Commentary

In N.J., It Pays to Be Poor

When you hear the term “welfare state,” most people think of Europe and countries like Denmark or France. No doubt those countries offer a wide range of benefits targeted to the middle class, retirees, and so forth. But according to a new study released by the Cato Institute this week, someone who is poor might just be better off here in New Jersey.

The federal government currently funds more than 100 anti-poverty programs. While no one participates in all of them, many can and do collect assistance from multiple programs.

In New Jersey, a mother with two children under the age of five who participates in six major welfare programs (Temporary Assistance for Needy Families (TANF), Supplemental Nutrition Assistance Program (SNAP or food stamps), housing assistance, the Low Income Home Energy Assistance Program (LIHEAP), the Special Supplemental Nutrition Program for Women, Infants, and Children (WIC), and free commodities) would receive a benefits package worth $30,575 per year.

Using a similar measure, Cato found that benefits in Europe ranged from $38,588 per year in Denmark to just $1,112 in Romania. In fact, New Jersey’s welfare system can be more generous than every country included except Denmark. The benefits package is higher than in well-known welfare states as France ($17,324), Germany ($23,257) and even Sweden ($22,111).

Moreover, this benefit package doesn’t include Medicaid, which would be worth roughly $8,150 for this household, because Europe’s health care systems are not targeted to the poor, unlike Medicaid.

New Jersey has the fifth-highest benefit package in the United States, but overall the U.S. fits comfortably in the middle of the pack when it comes to providing for the poor.

One of the problems with these welfare systems is that they can create situations where participants have little incentive to increase work effort because they would lose most of their earnings through lower benefits or higher taxes, while also having to bear the costs associated with going to work like transportation: these people would see little tangible improvement in their standard of living by taking up a job, working more hours or moving up the job ladder.

People in these programs are not lazy, but they are also not stupid. Like everyone else, they respond to incentives. If welfare pays better than work, people on welfare will be less likely to work.

Indeed, economists often discuss the danger that high marginal tax rates can discourage economic activity. But some of the highest effective marginal tax rates in the world are for someone leaving welfare for work.

By creating such a big disincentive for work, our tangled, ineffective welfare system can harm the same low-income people it is supposed to help, in addition to the taxpayers who must fund nearly $1 trillion per year in anti-poverty spending. After all, the evidence strongly suggests that work, even in a low-paying entry level job, is an important route out of poverty: fewer than 3 percent of Americans who work full-time are poor.

Many EU countries have recognized some of these problems and begun to reform. For example, several countries have consolidated multiple programs in their patchwork welfare systems. Others have strengthened work requirements or established time limits for benefits. Still others have established or expanded work-based tax credits or transitional assistance to increase the value of work. In many cases, these reforms are tentative, but they are steps in the right direction.

In that sense, despite the conventional wisdom that welfare in Europe is more expansive and entrenched than in the United States, at least some of these countries are farther along than the United States in terms of recognizing some of these problems and taking steps to address them.

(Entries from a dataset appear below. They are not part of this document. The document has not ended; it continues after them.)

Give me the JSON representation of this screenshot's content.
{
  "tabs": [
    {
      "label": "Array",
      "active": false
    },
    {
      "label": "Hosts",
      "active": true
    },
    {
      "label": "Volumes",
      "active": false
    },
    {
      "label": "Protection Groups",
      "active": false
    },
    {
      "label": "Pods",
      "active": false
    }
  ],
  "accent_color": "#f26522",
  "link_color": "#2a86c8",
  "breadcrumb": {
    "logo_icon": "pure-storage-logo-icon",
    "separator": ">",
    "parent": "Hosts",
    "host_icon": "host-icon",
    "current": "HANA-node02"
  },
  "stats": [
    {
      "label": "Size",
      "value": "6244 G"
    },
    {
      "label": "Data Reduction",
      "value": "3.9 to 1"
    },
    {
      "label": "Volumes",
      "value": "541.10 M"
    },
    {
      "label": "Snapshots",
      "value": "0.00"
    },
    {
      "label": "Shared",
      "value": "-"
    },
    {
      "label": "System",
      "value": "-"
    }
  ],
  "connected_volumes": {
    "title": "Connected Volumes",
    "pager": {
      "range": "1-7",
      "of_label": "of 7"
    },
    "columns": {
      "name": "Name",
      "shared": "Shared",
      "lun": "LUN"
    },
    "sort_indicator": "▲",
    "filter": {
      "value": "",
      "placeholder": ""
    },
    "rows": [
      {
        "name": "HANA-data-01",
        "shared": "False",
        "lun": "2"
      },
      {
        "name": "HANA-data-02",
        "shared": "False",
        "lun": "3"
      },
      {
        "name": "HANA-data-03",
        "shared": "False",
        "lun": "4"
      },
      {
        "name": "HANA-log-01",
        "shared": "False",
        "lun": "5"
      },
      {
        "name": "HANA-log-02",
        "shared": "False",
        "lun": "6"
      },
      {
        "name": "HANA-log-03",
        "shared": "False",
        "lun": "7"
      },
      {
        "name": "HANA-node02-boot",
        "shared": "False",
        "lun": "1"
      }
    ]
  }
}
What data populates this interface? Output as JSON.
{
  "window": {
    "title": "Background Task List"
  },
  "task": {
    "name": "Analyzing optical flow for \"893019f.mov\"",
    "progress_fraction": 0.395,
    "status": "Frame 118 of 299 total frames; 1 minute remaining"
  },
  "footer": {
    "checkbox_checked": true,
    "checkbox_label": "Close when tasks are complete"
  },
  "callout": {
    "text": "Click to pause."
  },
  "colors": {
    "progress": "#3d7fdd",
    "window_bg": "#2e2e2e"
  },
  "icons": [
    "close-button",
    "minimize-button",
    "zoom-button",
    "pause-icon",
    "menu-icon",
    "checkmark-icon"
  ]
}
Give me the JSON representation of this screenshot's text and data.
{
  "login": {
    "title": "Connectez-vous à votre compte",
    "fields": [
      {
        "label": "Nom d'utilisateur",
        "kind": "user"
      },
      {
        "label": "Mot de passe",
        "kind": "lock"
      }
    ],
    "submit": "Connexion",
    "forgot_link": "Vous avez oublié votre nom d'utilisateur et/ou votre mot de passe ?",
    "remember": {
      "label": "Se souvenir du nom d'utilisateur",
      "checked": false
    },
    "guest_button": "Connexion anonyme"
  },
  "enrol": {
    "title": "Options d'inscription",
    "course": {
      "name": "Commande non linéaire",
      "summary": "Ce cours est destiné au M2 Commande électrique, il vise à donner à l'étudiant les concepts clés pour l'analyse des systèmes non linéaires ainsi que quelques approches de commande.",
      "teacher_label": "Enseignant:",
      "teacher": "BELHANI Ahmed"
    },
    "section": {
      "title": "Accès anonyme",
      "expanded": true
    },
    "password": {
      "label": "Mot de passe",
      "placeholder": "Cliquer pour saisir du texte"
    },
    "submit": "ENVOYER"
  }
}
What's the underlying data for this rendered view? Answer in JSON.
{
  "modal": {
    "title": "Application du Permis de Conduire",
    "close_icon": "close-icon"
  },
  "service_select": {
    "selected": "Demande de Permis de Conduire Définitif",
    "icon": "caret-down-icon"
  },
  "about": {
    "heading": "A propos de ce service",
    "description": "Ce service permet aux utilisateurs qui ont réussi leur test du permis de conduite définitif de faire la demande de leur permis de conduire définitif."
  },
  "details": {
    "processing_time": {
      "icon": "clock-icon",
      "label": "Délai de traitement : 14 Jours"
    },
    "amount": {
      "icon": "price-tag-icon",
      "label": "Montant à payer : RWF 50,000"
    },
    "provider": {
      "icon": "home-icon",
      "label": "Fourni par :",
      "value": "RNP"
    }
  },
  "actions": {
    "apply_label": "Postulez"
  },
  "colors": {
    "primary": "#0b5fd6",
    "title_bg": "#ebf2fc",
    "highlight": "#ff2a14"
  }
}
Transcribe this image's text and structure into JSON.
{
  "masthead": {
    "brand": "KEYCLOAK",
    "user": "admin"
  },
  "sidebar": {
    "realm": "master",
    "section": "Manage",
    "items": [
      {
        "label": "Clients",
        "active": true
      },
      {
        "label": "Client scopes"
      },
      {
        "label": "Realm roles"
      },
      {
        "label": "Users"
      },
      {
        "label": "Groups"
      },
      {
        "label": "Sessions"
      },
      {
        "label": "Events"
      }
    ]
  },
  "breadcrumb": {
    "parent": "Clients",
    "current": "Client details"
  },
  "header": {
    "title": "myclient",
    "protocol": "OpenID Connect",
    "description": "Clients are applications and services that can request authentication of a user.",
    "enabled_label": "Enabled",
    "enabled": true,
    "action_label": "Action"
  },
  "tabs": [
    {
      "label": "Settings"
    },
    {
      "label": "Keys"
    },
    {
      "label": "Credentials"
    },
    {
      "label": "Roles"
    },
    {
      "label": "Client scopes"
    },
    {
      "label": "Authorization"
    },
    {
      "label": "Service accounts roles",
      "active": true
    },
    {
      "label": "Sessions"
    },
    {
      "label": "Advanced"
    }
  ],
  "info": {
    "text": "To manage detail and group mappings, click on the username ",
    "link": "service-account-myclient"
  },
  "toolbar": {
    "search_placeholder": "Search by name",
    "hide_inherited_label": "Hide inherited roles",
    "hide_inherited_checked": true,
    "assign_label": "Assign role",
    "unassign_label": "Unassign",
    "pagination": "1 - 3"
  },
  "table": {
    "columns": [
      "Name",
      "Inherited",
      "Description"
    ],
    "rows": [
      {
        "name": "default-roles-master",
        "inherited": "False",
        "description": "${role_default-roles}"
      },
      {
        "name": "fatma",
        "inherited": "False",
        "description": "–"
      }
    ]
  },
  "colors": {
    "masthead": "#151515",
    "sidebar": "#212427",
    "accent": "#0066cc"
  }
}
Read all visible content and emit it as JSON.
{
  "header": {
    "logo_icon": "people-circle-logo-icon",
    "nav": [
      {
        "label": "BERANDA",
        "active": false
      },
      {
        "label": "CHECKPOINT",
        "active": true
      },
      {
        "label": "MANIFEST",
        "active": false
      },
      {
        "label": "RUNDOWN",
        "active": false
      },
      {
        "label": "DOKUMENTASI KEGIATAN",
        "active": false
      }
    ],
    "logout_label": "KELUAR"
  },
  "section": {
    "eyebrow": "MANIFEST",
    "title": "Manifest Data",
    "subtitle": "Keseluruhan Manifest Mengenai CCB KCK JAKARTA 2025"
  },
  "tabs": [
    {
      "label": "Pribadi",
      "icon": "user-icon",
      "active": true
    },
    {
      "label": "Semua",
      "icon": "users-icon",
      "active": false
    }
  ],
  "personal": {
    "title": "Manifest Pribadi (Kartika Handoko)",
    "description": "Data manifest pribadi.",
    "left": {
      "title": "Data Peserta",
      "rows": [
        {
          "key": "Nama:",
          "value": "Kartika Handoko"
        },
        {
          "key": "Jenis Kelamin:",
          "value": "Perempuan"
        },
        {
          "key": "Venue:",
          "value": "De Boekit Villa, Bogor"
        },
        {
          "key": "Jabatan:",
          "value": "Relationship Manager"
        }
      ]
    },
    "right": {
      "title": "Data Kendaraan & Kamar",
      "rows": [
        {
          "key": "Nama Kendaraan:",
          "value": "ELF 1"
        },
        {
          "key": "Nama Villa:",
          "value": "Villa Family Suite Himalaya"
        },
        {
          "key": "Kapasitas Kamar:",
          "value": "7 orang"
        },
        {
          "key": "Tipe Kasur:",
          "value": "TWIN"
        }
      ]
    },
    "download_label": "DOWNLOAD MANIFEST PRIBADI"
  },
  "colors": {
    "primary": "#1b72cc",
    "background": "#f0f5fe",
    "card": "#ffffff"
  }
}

That’s why it is so disappointing that Gov. Chris Christie, who casts himself as a get-things-done reformer, has done little to address New Jersey’s troubled welfare system. In FY 2013, more than 10 percent of head of household recipients had been on the program for more than 60 months and this year the preliminary work participation rate has hovered around 26 percent. The state also continues to employ a waiver exempting able-bodied adults without dependents from SNAP’s work requirement.

Christie did veto a bill that would have leveraged federal SNAP dollars by giving people energy assistance without regard to their heating and cooling expenses, but that is far short of the bold action he has promised in other areas.

Michael D. Tanner is senior fellow at the Cato Institute. Charles Hughes, a research associate at Cato, also contributed to this oped.